Âataba (le seuil), le nouveau spectacle de la compagnie Anania, s'interroge sur la place faite au corps et à l’individu dans la société marocaine. Et ambitionne de façonner une danse contemporaine typiquement marocaine.


“En 15 marches, ton corps se transforme !”. En mimant le changement d’attitude des hommes et des femmes qui entrent ou sortent des “sous-sols”, ces “boîtes” cachées aux regards mais parfaitement autorisées, le chorégraphe Taoufiq Izeddiou décrit toute “l’hypocrisie sociale”
contenue dans ces quelques marches : des filles enlèvent leur jellaba devant la porte, pour dévoiler une tenue sexy, alors que des pères de famille “bien sous tous rapports” s'empressent de reboutonner leur veste en quittant le lieu au petit matin, un peu éméchés. Âataba (le seuil), la dernière création d'Izeddiou, directeur de la compagnie de danse Anania, parle du franchissement de ces seuils, symboles d'une schizophrénie marocaine. Un spectacle de danse à forte charge sociale, présenté les 21, 22 et 23 mai, au Centre national de la danse de Pantin, en France, à l’occasion des Rencontres chorégraphiques internationales de Saint-Denis. Et qui reviendra à Marrakech en janvier 2009.

Danse de libération
Sur scène, emmenés par la voix charnelle de Sabah Zaidani, des mannequins au sourire figé prennent peu à peu vie, jusqu’à ce que leur bassin retrouve les mouvements saccadés des danses traditionnelles, et les dépassent dans une transe libératrice. Une danseuse avance vers le public le visage caché par un bendir, instrument de musique universel qui rappelle le lien entre la terre et le ciel. Elle semble se débattre, comme cette autre qui s’extirpe d’une jellaba bleue avec des convulsions de plus en plus violentes, au rythme des compositions sonores de Guy Raynaud. La tension va crescendo et transforme les femmes parfaites et irréelles du début en corps libérés des carcans. Pour exprimer cette tension, le chorégraphe a choisi cinq femmes, quatre marocaines et une française. “Au Maroc, les hommes sont épuisés !”, sourit le chorégraphe pour justifier son choix d’interprètes exclusivement féminines. “Les femmes ont une colère intérieure que n’ont pas les hommes”, renchérit Bouchra Salih, l’administratrice de la compagnie. “Ce sont elles qui font bouger les choses au Maroc aujourd’hui”, assure Izeddiou. Dans le corps des femmes, les transformations sociales en cours ont un retentissement particulier, qui résonne dans Âataba à travers des questions de la virginité et des apparences. Le chorégraphe a voulu également que cette pièce, commandée il y a deux ans par les Rencontres chorégraphiques de Saint-Denis, soit empreinte de sensualité. “Il n’y a que les femmes qui peuvent effectuer certains mouvements.
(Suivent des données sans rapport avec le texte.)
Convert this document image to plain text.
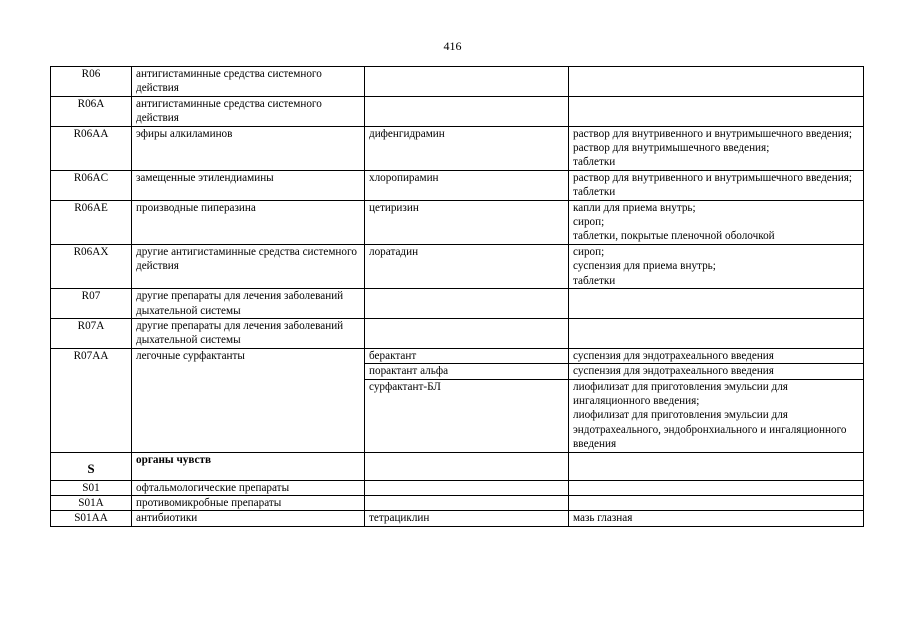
416
R06	антигистаминные средства системного действия		
R06A	антигистаминные средства системного действия		
R06AA	эфиры алкиламинов	дифенгидрамин	раствор для внутривенного и внутримышечного введения;
раствор для внутримышечного введения;
таблетки

R06AC	замещенные этилендиамины	хлоропирамин	раствор для внутривенного и внутримышечного введения;
таблетки

R06AE	производные пиперазина	цетиризин	капли для приема внутрь;
сироп;
таблетки, покрытые пленочной оболочкой

R06AX	другие антигистаминные средства системного действия	лоратадин	сироп;
суспензия для приема внутрь;
таблетки

R07	другие препараты для лечения заболеваний дыхательной системы		
R07A	другие препараты для лечения заболеваний дыхательной системы		
R07AA	легочные сурфактанты	берактант	суспензия для эндотрахеального введения

		порактант альфа	суспензия для эндотрахеального введения

		сурфактант-БЛ	лиофилизат для приготовления эмульсии для ингаляционного введения;
лиофилизат для приготовления эмульсии для эндотрахеального, эндобронхиального и ингаляционного введения

S	органы чувств		
S01	офтальмологические препараты		
S01A	противомикробные препараты		
S01AA	антибиотики	тетрациклин	мазь глазная
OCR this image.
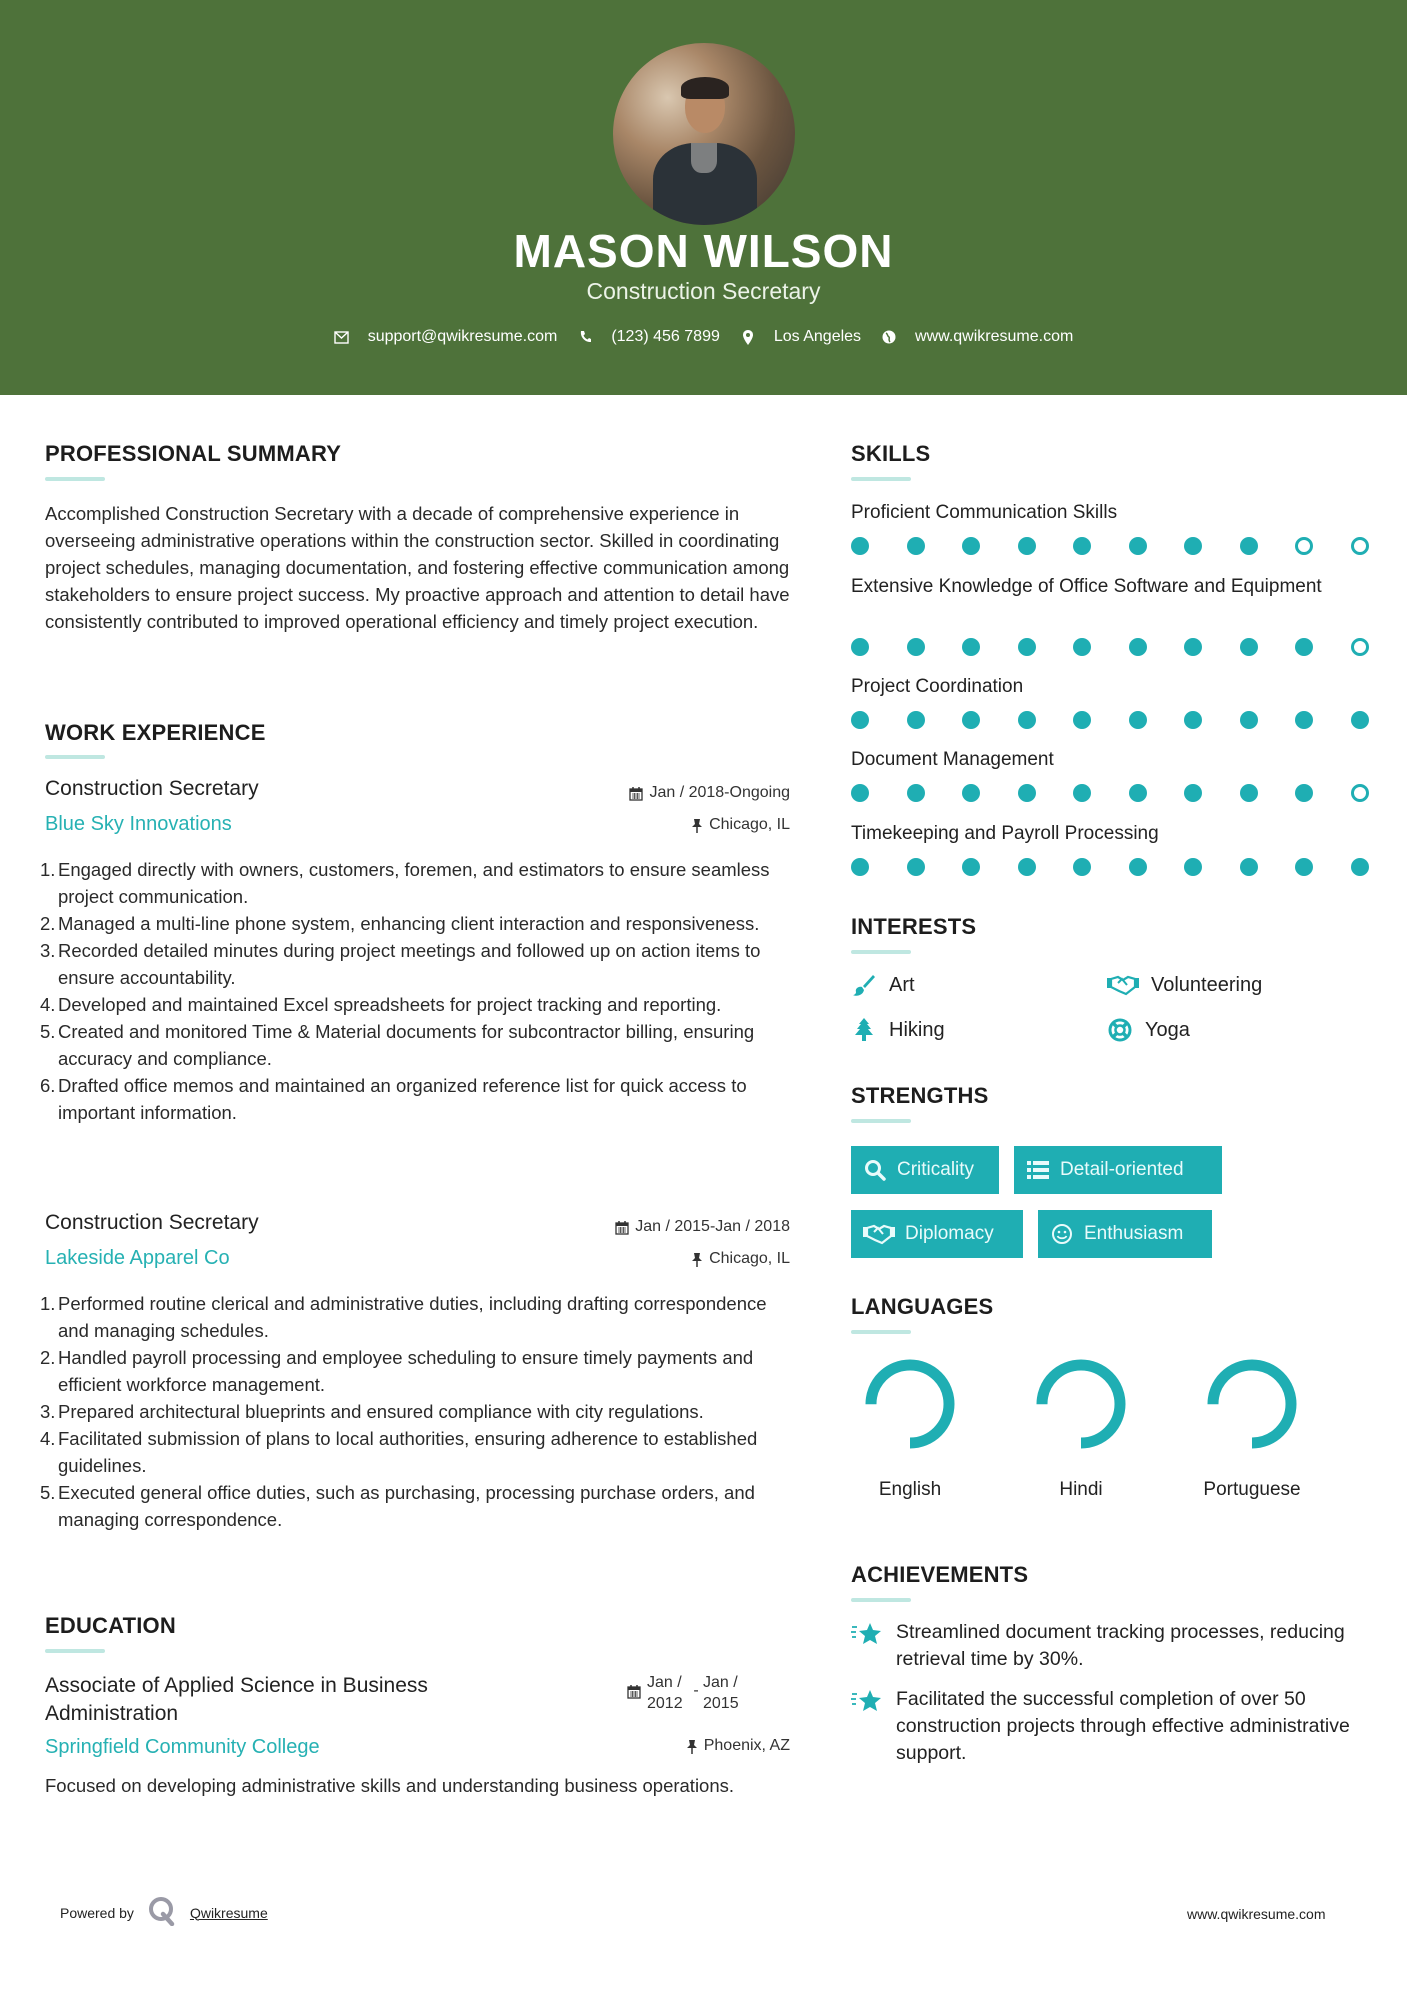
MASON WILSON
Construction Secretary
support@qwikresume.com	(123) 456 7899	Los Angeles	www.qwikresume.com
PROFESSIONAL SUMMARY
Accomplished Construction Secretary with a decade of comprehensive experience in overseeing administrative operations within the construction sector. Skilled in coordinating project schedules, managing documentation, and fostering effective communication among stakeholders to ensure project success. My proactive approach and attention to detail have consistently contributed to improved operational efficiency and timely project execution.
WORK EXPERIENCE
Construction Secretary
Blue Sky Innovations
Jan / 2018-Ongoing
Chicago, IL
1. Engaged directly with owners, customers, foremen, and estimators to ensure seamless project communication.
2. Managed a multi-line phone system, enhancing client interaction and responsiveness.
3. Recorded detailed minutes during project meetings and followed up on action items to ensure accountability.
4. Developed and maintained Excel spreadsheets for project tracking and reporting.
5. Created and monitored Time & Material documents for subcontractor billing, ensuring accuracy and compliance.
6. Drafted office memos and maintained an organized reference list for quick access to important information.
Construction Secretary
Lakeside Apparel Co
Jan / 2015-Jan / 2018
Chicago, IL
1. Performed routine clerical and administrative duties, including drafting correspondence and managing schedules.
2. Handled payroll processing and employee scheduling to ensure timely payments and efficient workforce management.
3. Prepared architectural blueprints and ensured compliance with city regulations.
4. Facilitated submission of plans to local authorities, ensuring adherence to established guidelines.
5. Executed general office duties, such as purchasing, processing purchase orders, and managing correspondence.
EDUCATION
Associate of Applied Science in Business Administration
Jan /
2012
- Jan /
2015
Springfield Community College	Phoenix, AZ
Focused on developing administrative skills and understanding business operations.
SKILLS
Proficient Communication Skills
Extensive Knowledge of Office Software and Equipment
Project Coordination
Document Management
Timekeeping and Payroll Processing
INTERESTS
Art	Volunteering
Hiking	Yoga
STRENGTHS
Criticality	Detail-oriented
Diplomacy	Enthusiasm
LANGUAGES
English	Hindi	Portuguese
ACHIEVEMENTS
Streamlined document tracking processes, reducing retrieval time by 30%.
Facilitated the successful completion of over 50 construction projects through effective administrative support.
Powered by	Qwikresume	www.qwikresume.com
Je voulais qu’il y ait la beauté et l’agressivité de la danse des filles dans les sous-sols”, explique-t-il. Mais Âataba, qui est dédié à la mère de Taoufiq Izeddiou, décédée l’année dernière, parle aussi des gestes féminins ancestraux. Cette femme qui découpe des tomates ou manipule une corde, symbole de pouvoir, exprime toute l’affection et l’autorité de la mère marocaine. Et l'inspiration des danses traditionnelles rappelle la part d'une identité dont l’expression est “le propre des femmes”.

Modernité identitaire
Avec cette nouvelle création, où s’entrechoquent et se mêlent deux danses, l’ancestrale et la moderne, Taoufiq Izeddiou se rapproche de son objectif ultime : forger une danse contemporaine propre au Maroc. Une danse où s’exprimerait la “frustration” engendrée par le poids de la religion et de la société, l’intensité des “danses populaires” du pays, “le mélange des langues arabe, berbère, française et espagnole” et l’africanité qui caractérise le Maroc. “Je veux qu’un jour les Européens, les Américains et les Japonais viennent se former ici, parce qu’on aura quelque chose de différent à leur apporter”, rêve Taoufiq Izeddiou. En attendant, il emmène dans son aventure de jeunes danseurs, dont c’est la première ou deuxième participation à une création chorégraphique. Comme les danseurs, le public marocain a besoin d’être initié au langage de la danse contemporaine. “Mais former un public ce n’est pas le choquer, ni lui raconter ce qu’il veut entendre”, répète le chorégraphe, qui préfère “construire un dialogue avec les spectateurs”. Après Déserts, Désirs et Clandestins, Cœur sans corps, Âataba apporte, avec autant d'interrogations, une nouvelle pierre à cet édifice.